26 January 2006

Sundance: Day Seven

  • Old Joy (Kelly Reichardt, USA): 80

    This is one of those films I'd rather not talk too much about, for fear of ruining the experience for others. (Not that anyone's likely to see it -- hands up, everyone who saw Reichardt's equally terrific River of Grass in its initial commercial run.) I'll just say (a) that this is the movie I wanted Blissfully Yours to be, and (b) that afterwards I was so choked up I couldn't eat, even though my stomach was rumbling for the entire 83 minutes. Oh, and also (c) that I still can't believe that's the preacher kid from Matewan.

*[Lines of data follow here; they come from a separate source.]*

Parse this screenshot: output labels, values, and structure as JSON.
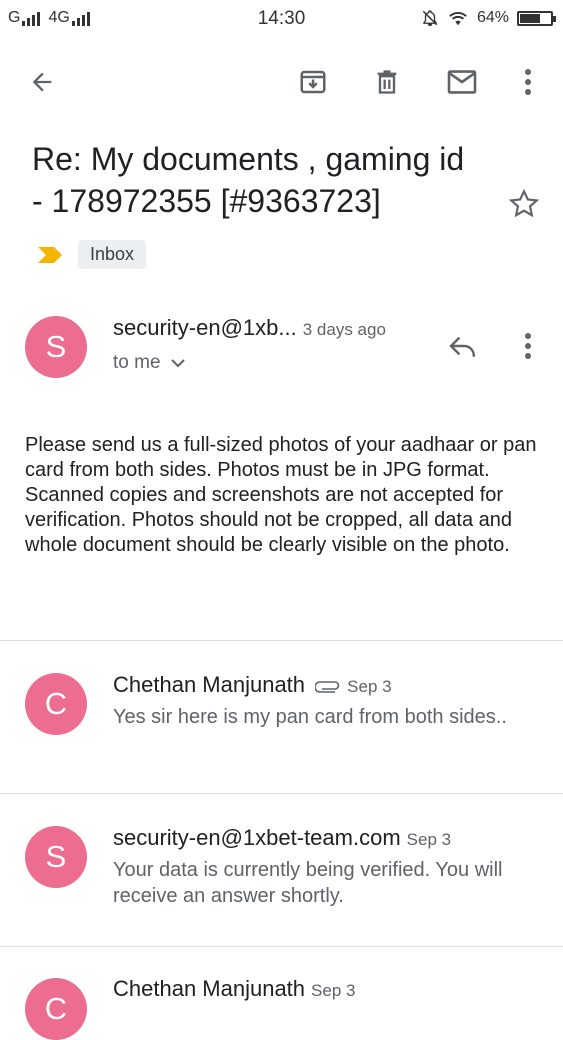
{
  "status_bar": {
    "left_text": "G",
    "network": "4G",
    "time": "14:30",
    "battery": "64%",
    "battery_level": 0.64
  },
  "toolbar": {
    "back": "back-arrow-icon",
    "archive": "archive-icon",
    "delete": "trash-icon",
    "mark_unread": "mail-icon",
    "more": "more-vert-icon"
  },
  "email": {
    "subject": "Re: My documents , gaming id - 178972355 [#9363723]",
    "label": "Inbox",
    "important_color": "#f4b400"
  },
  "messages": [
    {
      "avatar": "S",
      "sender": "security-en@1xb...",
      "date": "3 days ago",
      "recipient": "to me",
      "body": [
        "Please send us a full-sized photos of your aadhaar or pan card from both sides. Photos must be in JPG format.",
        "Scanned copies and screenshots are not accepted for verification. Photos should not be cropped, all data and whole document should be clearly visible on the photo."
      ]
    },
    {
      "avatar": "C",
      "sender": "Chethan Manjunath",
      "date": "Sep 3",
      "snippet": "Yes sir here is my pan card from both sides.."
    },
    {
      "avatar": "S",
      "sender": "security-en@1xbet-team.com",
      "date": "Sep 3",
      "snippet": "Your data is currently being verified. You will receive an answer shortly."
    },
    {
      "avatar": "C",
      "sender": "Chethan Manjunath",
      "date": "Sep 3"
    }
  ],
  "colors": {
    "avatar_bg": "#ec6d90"
  }
}
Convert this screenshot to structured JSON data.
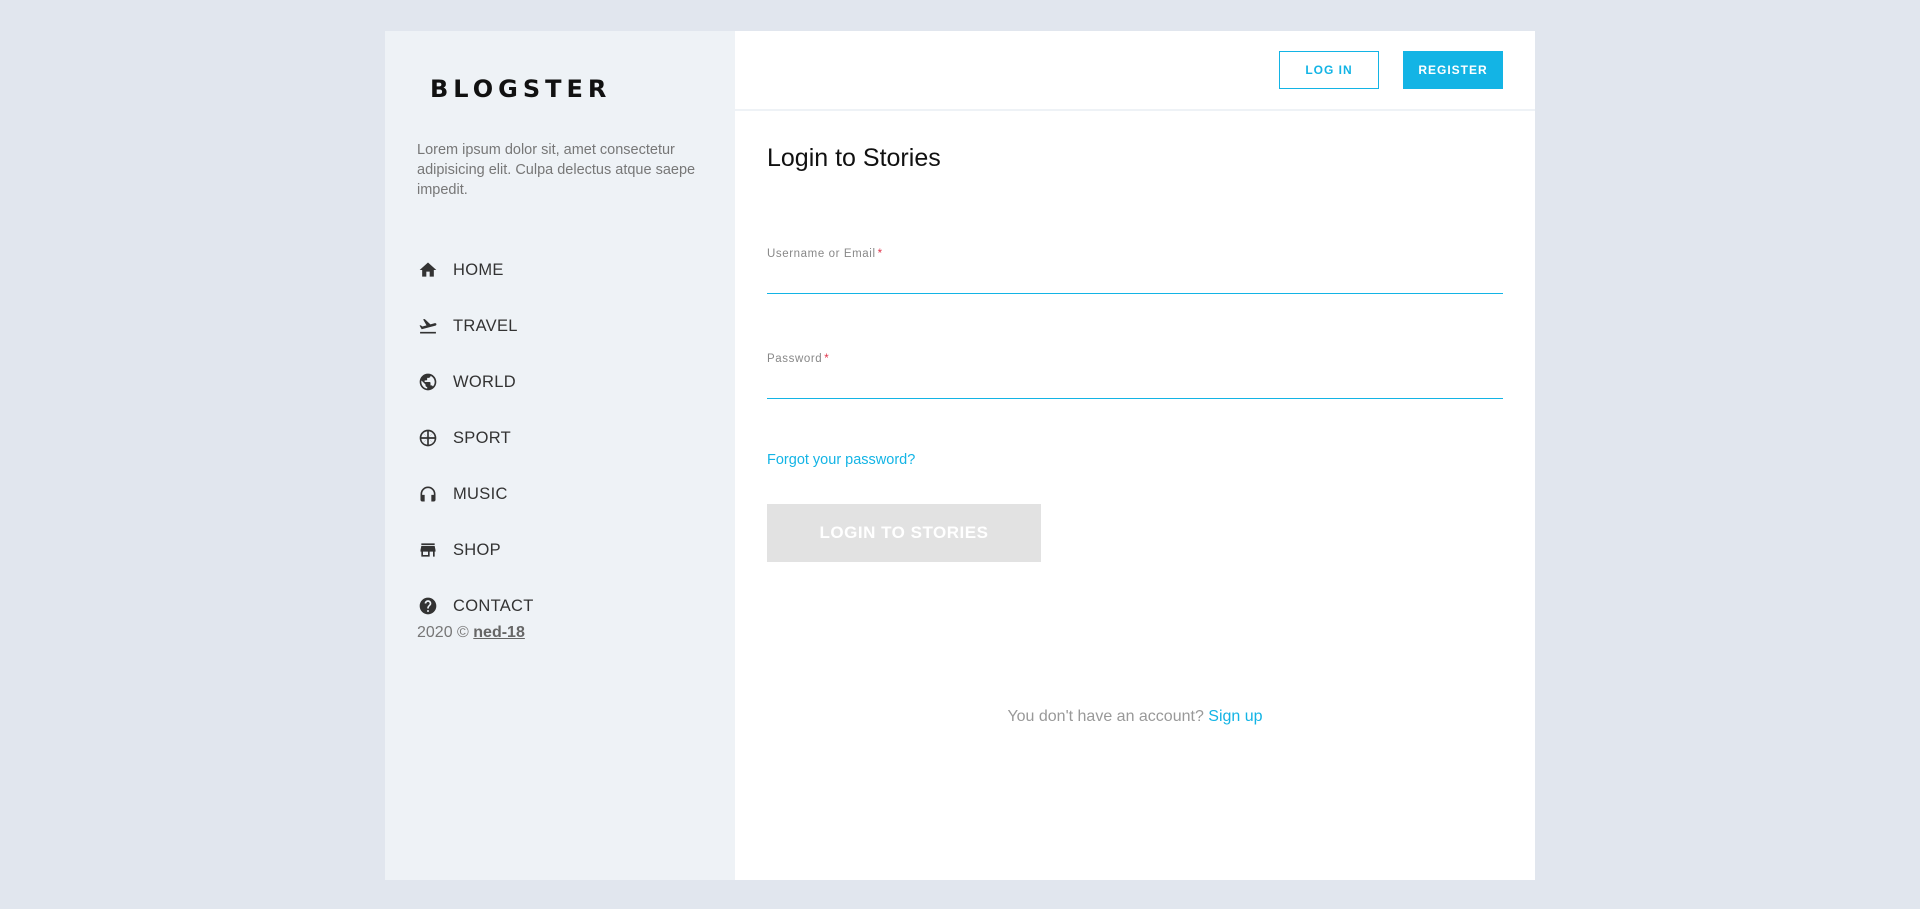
{
  "brand": {
    "logo_text": "BLOGSTER"
  },
  "sidebar": {
    "intro": "Lorem ipsum dolor sit, amet consectetur adipisicing elit. Culpa delectus atque saepe impedit.",
    "items": [
      {
        "label": "HOME",
        "icon": "home-icon"
      },
      {
        "label": "TRAVEL",
        "icon": "airplane-icon"
      },
      {
        "label": "WORLD",
        "icon": "globe-icon"
      },
      {
        "label": "SPORT",
        "icon": "ball-icon"
      },
      {
        "label": "MUSIC",
        "icon": "headphones-icon"
      },
      {
        "label": "SHOP",
        "icon": "store-icon"
      },
      {
        "label": "CONTACT",
        "icon": "help-icon"
      }
    ],
    "copyright_prefix": "2020 ©",
    "copyright_link": "ned-18"
  },
  "header": {
    "login_label": "LOG IN",
    "register_label": "REGISTER"
  },
  "form": {
    "title": "Login to Stories",
    "username_label": "Username or Email",
    "username_value": "",
    "password_label": "Password",
    "password_value": "",
    "required_mark": "*",
    "forgot_label": "Forgot your password?",
    "submit_label": "LOGIN TO STORIES",
    "signup_prompt": "You don't have an account?",
    "signup_link": "Sign up"
  },
  "colors": {
    "accent": "#13b4e5",
    "page_bg": "#e1e6ee",
    "sidebar_bg": "#eef2f6",
    "required": "#e0334a",
    "disabled_button": "#e2e2e2"
  }
}
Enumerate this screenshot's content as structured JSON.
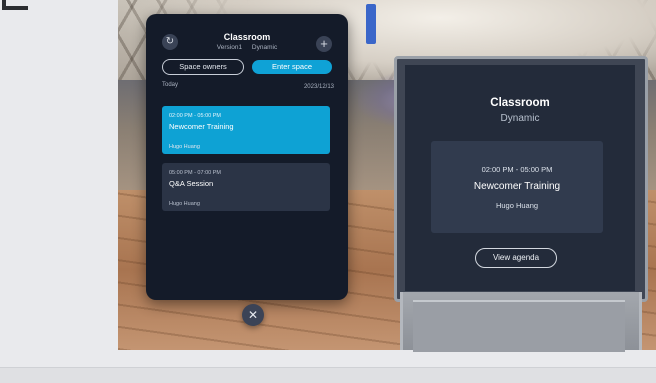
{
  "panel": {
    "title": "Classroom",
    "version": "Version1",
    "mode": "Dynamic",
    "space_owners_label": "Space owners",
    "enter_space_label": "Enter space",
    "day_label": "Today",
    "date": "2023/12/13",
    "refresh_icon": "refresh-icon",
    "add_icon": "plus-icon",
    "events": [
      {
        "time": "02:00 PM - 05:00 PM",
        "name": "Newcomer Training",
        "owner": "Hugo Huang",
        "selected": true
      },
      {
        "time": "05:00 PM - 07:00 PM",
        "name": "Q&A Session",
        "owner": "Hugo Huang",
        "selected": false
      }
    ]
  },
  "close_icon": "close-icon",
  "board": {
    "title": "Classroom",
    "mode": "Dynamic",
    "event_time": "02:00 PM - 05:00 PM",
    "event_name": "Newcomer Training",
    "event_owner": "Hugo Huang",
    "agenda_label": "View agenda"
  },
  "colors": {
    "accent": "#0ea2d4",
    "panel_bg": "#141b29",
    "card_bg": "#2b3446"
  }
}
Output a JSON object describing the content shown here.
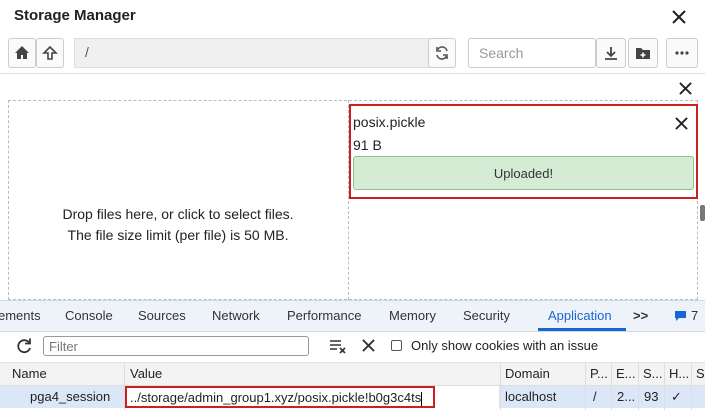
{
  "dialog": {
    "title": "Storage Manager",
    "path": "/",
    "search_placeholder": "Search",
    "drop_line1": "Drop files here, or click to select files.",
    "drop_line2": "The file size limit (per file) is 50 MB.",
    "file": {
      "name": "posix.pickle",
      "size": "91 B",
      "status": "Uploaded!"
    },
    "colors": {
      "highlight": "#cc1f1f",
      "success_bg": "#d4ecd4"
    }
  },
  "devtools": {
    "tabs": [
      "ements",
      "Console",
      "Sources",
      "Network",
      "Performance",
      "Memory",
      "Security",
      "Application"
    ],
    "active_tab": "Application",
    "more_tabs": ">>",
    "issues_count": "7",
    "filter_placeholder": "Filter",
    "only_issue_label": "Only show cookies with an issue",
    "columns": [
      "Name",
      "Value",
      "Domain",
      "P...",
      "E...",
      "S...",
      "H...",
      "S"
    ],
    "row": {
      "name": "pga4_session",
      "value": "../storage/admin_group1.xyz/posix.pickle!b0g3c4ts",
      "domain": "localhost",
      "path": "/",
      "expires": "2...",
      "size": "93",
      "httponly": "✓"
    }
  }
}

  • In Between Days (So Yong Kim, USA): 68

    Country of origin is accurate but misleading -- this feels very much like a Korean film, albeit closer in spirit to the hormonal adolescent fumbling of (say) the Doinel series than to Park, Kim, & Co. Delicate and nuanced, with the ambiguous central friendship-cum-romance handled quite deftly; I don't get the comparison to Funny Ha Ha, whose characters are inarticulate in a completely different (i.e. much more garrulous) way. Sundance oughta be chock-full of movies like this.

  • This Film Is Not Yet Rated (Kirby Dick, USA): 65

    Makes all the arguments you'd expect, but with enough wit and energy that the converted won't mind being preached to. Plus, it's almost as much a procedural about private investigators as it is an expose about the MPAA's secret cabal. The revelation of the appeal board's identities (not the allegedly average parents who decide upon the initial ratings) produced first audible gasps and then incredulous laughter at my screening; it's so ludicrously damning that Dick doesn't even bother commenting upon it. He just immmediately ends the film. Because, really, what else can you say?

  • Destricted (Matthew Barney/Richard Prince/Larry Clark/Marco Brambilla/Sam Taylor-Wood/Marina Abramovic/Gaspar Noé, USA/UK): 44

    But here, lemme break it down for ya.

    "Hoist" (Barney): D+ [Just plain silly. The last thing this dude needs is an opportunity to literalize his sexual preoccupations.]

    "House Call" (Prince): D ["In his signature style," sez here. If this is what he does, sign me up for some more Ken Jacobs.]

    "Impaled" (Clark): C+ [Absolute genius, so long as you also believe Ed Powers to be America's preeminent artistic figure.]

    "Sync" (Brambilla): B+ [This dude should never be allowed to make a film longer than two minutes ever again ever.]

    "Death Valley" (Taylor-Wood): A- [Hilarious Sisyphean gag, best enjoyed with a rowdy audience -- mine eventually started clapping along in time.]

    "Balkan Erotic Epic" (Abramovic): C+ [Scattershot sketch comedy; animated bits stand out.]

    "Babysitter" (Noé): D- [So unbelievably pretentious and stupid that it makes me want to retract my high opinion of his previous work.]